Thursday, July 01, 2004

Letting Employees Have A Saturday or Sunday off is a mistake.

According to CNN, a recent law that was passed Virginia now requires all employers to allow their employees to have either a Saturday or a Sunday off (depending if it is their religious Sabbath or not). This is not what I find shocking, what I find shocking is that this is considered a mistake. Essentially the law removes a number of exemptions that certain businesses, particularly retailers have enjoyed under previous laws.

Now granted, I like most other Americans have enjoyed taking advantage of shopping on Saturdays and Sundays and at least for the foreseeable future that will require people to work on those days. However I wonder if we are not trading something more important in the exchange.

Until I suppose about 20 years ago, most stores other than grocery stores and a few other stores would be closed on Sundays. Now generally the argument was that such laws allowed families to have at least one day together. In reality of course, just like having the weekends off in the first place, the laws were enacted in deference to our Judeo-Christian background. Such deference of course would be unconstitutional according to 1st amendment prohibitions.

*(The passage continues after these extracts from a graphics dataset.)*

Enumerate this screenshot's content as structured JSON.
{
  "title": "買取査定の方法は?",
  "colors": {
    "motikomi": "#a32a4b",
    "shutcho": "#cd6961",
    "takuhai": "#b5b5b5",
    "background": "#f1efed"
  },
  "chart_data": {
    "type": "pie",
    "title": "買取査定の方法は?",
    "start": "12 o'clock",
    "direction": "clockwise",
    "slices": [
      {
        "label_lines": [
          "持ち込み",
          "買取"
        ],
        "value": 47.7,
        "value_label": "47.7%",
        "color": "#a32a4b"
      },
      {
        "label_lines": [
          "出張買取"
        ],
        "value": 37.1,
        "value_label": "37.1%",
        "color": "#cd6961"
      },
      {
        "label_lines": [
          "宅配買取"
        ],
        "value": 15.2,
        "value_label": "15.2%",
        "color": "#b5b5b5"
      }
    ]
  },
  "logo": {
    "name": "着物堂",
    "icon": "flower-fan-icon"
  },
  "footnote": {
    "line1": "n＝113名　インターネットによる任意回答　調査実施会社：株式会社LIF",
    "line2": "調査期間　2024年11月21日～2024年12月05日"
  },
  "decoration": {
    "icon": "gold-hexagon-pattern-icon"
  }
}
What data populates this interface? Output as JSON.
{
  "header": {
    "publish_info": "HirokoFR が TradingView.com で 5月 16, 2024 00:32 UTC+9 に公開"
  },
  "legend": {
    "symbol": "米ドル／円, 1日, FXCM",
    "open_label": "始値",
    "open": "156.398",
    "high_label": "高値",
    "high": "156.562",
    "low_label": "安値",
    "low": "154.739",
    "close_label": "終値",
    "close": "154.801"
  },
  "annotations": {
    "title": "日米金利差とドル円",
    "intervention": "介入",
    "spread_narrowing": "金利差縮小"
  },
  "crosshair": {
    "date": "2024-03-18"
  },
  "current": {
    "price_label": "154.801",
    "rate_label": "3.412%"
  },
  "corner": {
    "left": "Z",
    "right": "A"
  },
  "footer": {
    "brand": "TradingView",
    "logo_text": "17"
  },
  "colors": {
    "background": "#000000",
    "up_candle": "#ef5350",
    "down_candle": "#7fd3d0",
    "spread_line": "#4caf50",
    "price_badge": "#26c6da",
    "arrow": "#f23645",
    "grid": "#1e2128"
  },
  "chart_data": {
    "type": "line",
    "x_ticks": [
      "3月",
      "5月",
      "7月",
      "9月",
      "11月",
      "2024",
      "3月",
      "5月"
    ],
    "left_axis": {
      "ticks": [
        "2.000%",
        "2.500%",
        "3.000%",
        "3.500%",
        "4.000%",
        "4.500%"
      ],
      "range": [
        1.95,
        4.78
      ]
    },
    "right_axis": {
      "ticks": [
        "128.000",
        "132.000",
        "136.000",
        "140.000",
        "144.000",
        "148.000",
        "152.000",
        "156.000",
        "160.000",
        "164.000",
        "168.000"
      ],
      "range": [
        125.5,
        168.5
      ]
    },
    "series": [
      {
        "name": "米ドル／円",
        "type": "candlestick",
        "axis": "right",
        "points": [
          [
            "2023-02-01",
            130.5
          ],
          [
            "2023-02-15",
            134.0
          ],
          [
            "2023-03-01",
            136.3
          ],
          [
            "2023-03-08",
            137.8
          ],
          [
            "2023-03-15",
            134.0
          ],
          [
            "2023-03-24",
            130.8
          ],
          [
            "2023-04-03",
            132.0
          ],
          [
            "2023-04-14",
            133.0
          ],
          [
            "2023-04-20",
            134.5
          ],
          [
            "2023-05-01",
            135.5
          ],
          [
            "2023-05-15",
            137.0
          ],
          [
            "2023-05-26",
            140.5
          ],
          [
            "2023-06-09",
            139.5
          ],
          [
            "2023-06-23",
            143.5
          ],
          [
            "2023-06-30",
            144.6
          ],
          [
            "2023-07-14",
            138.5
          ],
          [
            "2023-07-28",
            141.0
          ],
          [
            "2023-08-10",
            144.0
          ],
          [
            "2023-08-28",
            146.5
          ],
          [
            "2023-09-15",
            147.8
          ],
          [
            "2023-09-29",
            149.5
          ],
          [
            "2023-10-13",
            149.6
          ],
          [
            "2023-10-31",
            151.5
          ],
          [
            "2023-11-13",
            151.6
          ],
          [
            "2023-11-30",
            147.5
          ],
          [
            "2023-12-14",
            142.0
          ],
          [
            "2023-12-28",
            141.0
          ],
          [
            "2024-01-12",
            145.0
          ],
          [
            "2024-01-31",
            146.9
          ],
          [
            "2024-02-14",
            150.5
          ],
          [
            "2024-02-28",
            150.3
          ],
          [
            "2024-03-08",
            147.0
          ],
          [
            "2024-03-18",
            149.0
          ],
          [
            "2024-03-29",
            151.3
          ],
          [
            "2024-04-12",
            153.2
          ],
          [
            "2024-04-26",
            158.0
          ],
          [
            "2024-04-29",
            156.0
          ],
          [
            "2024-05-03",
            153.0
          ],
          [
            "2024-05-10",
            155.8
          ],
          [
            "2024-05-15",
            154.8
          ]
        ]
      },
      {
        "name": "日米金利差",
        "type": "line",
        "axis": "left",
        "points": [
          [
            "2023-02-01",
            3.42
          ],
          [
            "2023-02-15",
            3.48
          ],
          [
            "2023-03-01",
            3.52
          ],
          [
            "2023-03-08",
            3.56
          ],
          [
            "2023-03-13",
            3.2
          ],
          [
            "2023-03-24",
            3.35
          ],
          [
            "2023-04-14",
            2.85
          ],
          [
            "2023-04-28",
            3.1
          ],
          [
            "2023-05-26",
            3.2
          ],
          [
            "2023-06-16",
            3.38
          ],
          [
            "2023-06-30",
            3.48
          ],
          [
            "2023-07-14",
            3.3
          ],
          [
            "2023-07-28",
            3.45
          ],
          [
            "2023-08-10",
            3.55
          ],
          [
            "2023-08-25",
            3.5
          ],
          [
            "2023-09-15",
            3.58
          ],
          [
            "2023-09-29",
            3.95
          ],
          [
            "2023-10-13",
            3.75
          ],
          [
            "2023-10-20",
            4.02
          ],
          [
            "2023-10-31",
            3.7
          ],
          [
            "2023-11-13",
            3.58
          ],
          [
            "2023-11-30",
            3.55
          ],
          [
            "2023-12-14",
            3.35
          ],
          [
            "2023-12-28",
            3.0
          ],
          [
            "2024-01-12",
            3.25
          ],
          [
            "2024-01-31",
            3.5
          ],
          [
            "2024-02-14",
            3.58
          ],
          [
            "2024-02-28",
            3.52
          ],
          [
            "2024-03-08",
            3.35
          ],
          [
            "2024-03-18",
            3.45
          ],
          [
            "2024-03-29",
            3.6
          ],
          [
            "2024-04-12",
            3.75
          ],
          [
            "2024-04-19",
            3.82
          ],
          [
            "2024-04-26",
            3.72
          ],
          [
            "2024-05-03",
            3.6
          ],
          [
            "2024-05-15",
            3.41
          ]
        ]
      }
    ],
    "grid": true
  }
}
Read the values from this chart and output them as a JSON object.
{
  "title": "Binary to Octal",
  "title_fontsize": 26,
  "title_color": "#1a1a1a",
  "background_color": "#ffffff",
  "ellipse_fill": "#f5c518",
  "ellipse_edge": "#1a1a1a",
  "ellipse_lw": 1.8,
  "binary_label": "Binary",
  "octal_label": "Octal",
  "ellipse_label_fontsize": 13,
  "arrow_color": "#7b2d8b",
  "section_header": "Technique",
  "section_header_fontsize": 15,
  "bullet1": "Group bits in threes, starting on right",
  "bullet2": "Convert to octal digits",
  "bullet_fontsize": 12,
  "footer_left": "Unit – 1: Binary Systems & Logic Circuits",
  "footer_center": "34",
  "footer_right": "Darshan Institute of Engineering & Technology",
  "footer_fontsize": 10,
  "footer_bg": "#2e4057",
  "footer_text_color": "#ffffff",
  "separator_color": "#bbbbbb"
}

All that being said, requiring that the vast majority of people did in fact have Sunday off did have beneficial effects. Sunday was once a day reserved for God, Family and Friends (well and NFL football, but back then the seasons were shorter too). Because people couldn't shop, couldn't run errands, they didn't. Prior to that Saturdays were reserved for those activities (and while I am not sure of it, I expect there was a time, when most business were closed on Saturdays as well). Now many people, even people who nominally work Monday to Friday, work on Saturdays and run their errands on Sunday. And of course, every year we probably see larger and larger numbers of people working on Sundays.

Our culture has descended so far into materialism that we are in a constant quest to get more stuff. Bigger faster cars and SUVs (how many people really need a car that will do 0-60 in 5.4 seconds and has a top speed of 140 mph?), more complicated and technical stereo systems (Does one really enjoy a rock concert or a symphony more when heard with 6 speakers as opposed to 2?), and houses. We, all of us, have forsaken spending time with our families, and if we believe in him, God so that we can get more of these things. Does this really make us any happier? I don't think so.

When I was growing up, and even today, my happiest times involved spending time in my parent's kitchen listening to them and occasionally my Dad's brothers and sister (None of my Mom's siblings live in the USA, so I saw them much less often) talking about growing up in Ireland. Both my parent's grew up on farms and under conditions that in our modern age would have been considered abject poverty. Yet my parents never really knew they were poor because everyone else around them was as well. Yet for all their lack of stuff, for all the chores that come from working a farm without any modern equipment, I always sensed that their childhoods were filled with much happiness. I doubt that kids playing Nintendo today are any happier and perhaps less happy than my Parents were growing up.

Does this mean I think we can be happy by giving up all our stuff? Well maybe, but I don't think that is really the answer. The answer relies on no longer worshiping our stuff. We need to start recentering our priorities to Family and God. Do we really need that promotion or do we want it because of the extra prestige that goes with it? Is it worth missing a minute of time with our families? Is it worth missing hours every day? Days every year?

When we die, would we prefer that we are remembered as a good friend, father/mother, brother/sister, daughter/son or that we be remembered for having lots of stuff, working 70 hour weeks, and climbing to the top of the corporate ladder?